İşte, o açıklamaların satırbaşları:
“Hastalık olmasaydı aslında 30 yaşında gibi hissederdim. Hastalık beni çok yoruyor. MS öyle bir hastalık. Ayağına inme inmiş gibi bir anda ayağın yok oluyor. Onunla yaşamayı öğreniyorsun. Hatta Karabiber'i yaptığımdan beri bu hastalık benimle birlikteymiş. Ben hastalığı ilk olarak Mamak Askeri Cezaevi’nde fark ettim. Doktora gözüm kapalı bir şey göremiyorum diyorum ama bana inanmıyorlar. Beraat ettikten sonra başka bir doktora gittim. O dönem farklı tanılar konuldu ama meğer MS hastalığı 1998’de başlamış, yıl 2008 ve ben hala taş gibiydim.
‘SAĞLIKLI HALİMİ DÜŞÜNMEMEYİ ÖĞRETTİ HASTALIK’
Hastalığımdan hala haberim yok ve evlenmeye karar vermiştim. Tabii bu hastalık kendine atak yapacak zaman arıyor. Evlendiğim gün her şey çok güzel, müthiş bir düğün töreni, dünya para, davetliler, şahane kostümler, karım ve ben… Merdivenlerden iniyorum sol ayak aniden işlevini yitirdi. Arkadaşlarım kollarıma girerek beni nikah masasına oturttu. İmzayı attık, sarıldık, öpüştük. Otele döndük ve eşim bana 'Bu normal değil Serdar, bu gece hemen uyu, sabah ilk işimiz hastaneye gitmek olacak' dedi. Hastalığı bu şekilde öğrendik. Sonrasında sağlıklı halimi düşünmemeyi öğretti bu hastalık.”

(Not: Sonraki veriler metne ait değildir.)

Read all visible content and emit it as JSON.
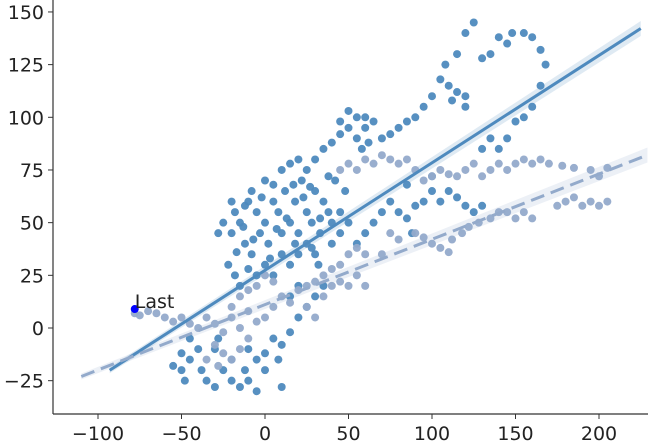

‘KUMAR HAYATTA YAPTIĞIM EN BÜYÜK HATADIR’
Benim hayatımda bilgisayar önemliydi ve çok seviyordum onunla uğraşmayı. Sonra o renkli makinaları gördüm gittiğim bir konserde ve çok hoşuma gitti. Üç tane armut yan yana geliyor ve karşılığında para kazanıyorsun. Bir baktım çok zevkli ve devam ettim. Bu hayatta yaptığım en büyük hatadır. Bir daha dünyaya gelsem yapmayacağım tek şeydir kumar oynamak olur. Maddi olarak zaten her şeyini senden alıyor, manevi olarak da çok fazla etkiliyor. Sanki oradan kazanacağım parayla hayatımı idame ettirecektim, kaldı ki her şeyin en iyisine sahip olan bir Serdar Ortaç vardı.

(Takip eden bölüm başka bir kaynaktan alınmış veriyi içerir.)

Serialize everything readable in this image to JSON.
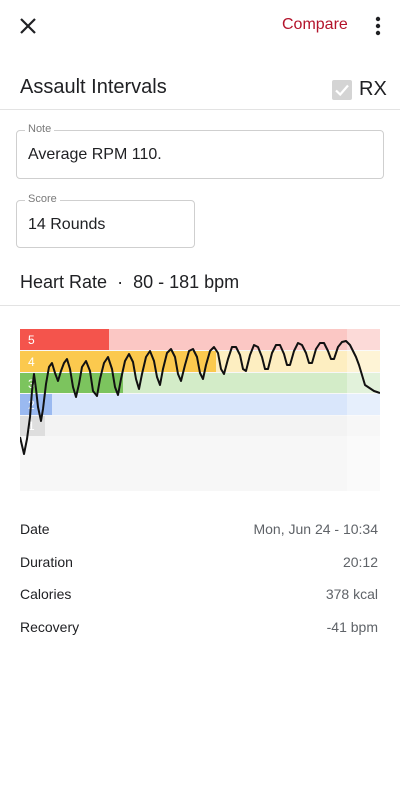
{
  "header": {
    "compare_label": "Compare"
  },
  "workout": {
    "title": "Assault Intervals",
    "rx_label": "RX",
    "rx_checked": true
  },
  "note": {
    "label": "Note",
    "value": "Average RPM 110."
  },
  "score": {
    "label": "Score",
    "value": "14 Rounds"
  },
  "heart_rate": {
    "title": "Heart Rate",
    "separator": "·",
    "range": "80 - 181 bpm",
    "zones": [
      {
        "label": "5",
        "color": "#f4544c",
        "light": "#fbc7c4"
      },
      {
        "label": "4",
        "color": "#fbc94e",
        "light": "#fdeec1"
      },
      {
        "label": "3",
        "color": "#7cc45e",
        "light": "#d3ecc8"
      },
      {
        "label": "2",
        "color": "#9ab9f0",
        "light": "#d9e6fb"
      },
      {
        "label": "1",
        "color": "#dedede",
        "light": "#f3f3f3"
      }
    ]
  },
  "stats": [
    {
      "key": "Date",
      "value": "Mon, Jun 24 - 10:34"
    },
    {
      "key": "Duration",
      "value": "20:12"
    },
    {
      "key": "Calories",
      "value": "378 kcal"
    },
    {
      "key": "Recovery",
      "value": "-41 bpm"
    }
  ]
}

‘CHLOE İLE ANLAŞARAK BOŞANDIK’
Eski eşimi çok sevmiştim gerçekten yoksa neden 43 yaşında evleneyim ki. Mesela onun hakkında 'Türkiye’ye adapte olmadı' diyorlar ama oldu, üstüne Türkçeyi bile öğrendi. Çocuk yapmadı diyorlar, bu aramızda bir problem değildi. Sadece yaşı küçüktü. Ben de 20 yaşındayken hayatı görmek isterdim. O hiç hayatı görmedi, benimle gördü ve tanıdı. Ben nasıl hayatın her şeyini ezberledim. Onun da ezberlemeye hakkı vardı. Belki biraz daha bireysel yaşasaydı, belki 25’li yaşlarda benimle olsaydı boşanmazdık. Anlaşarak ayrıldık ve bu durumu kendi içimde olgunlukla karşıladım, şimdi de ev bana kaldı diyorum. Ben bir daha aşık olacağımı da sanmıyorum. Bu zamana kadar hayatıma giren kadınlar mutlu olsunlar diye yaptığım erkeklik yeter. Bir daha bir tane daha fazla bence artık, biraz da kendime zaman ayırmak istiyorum.”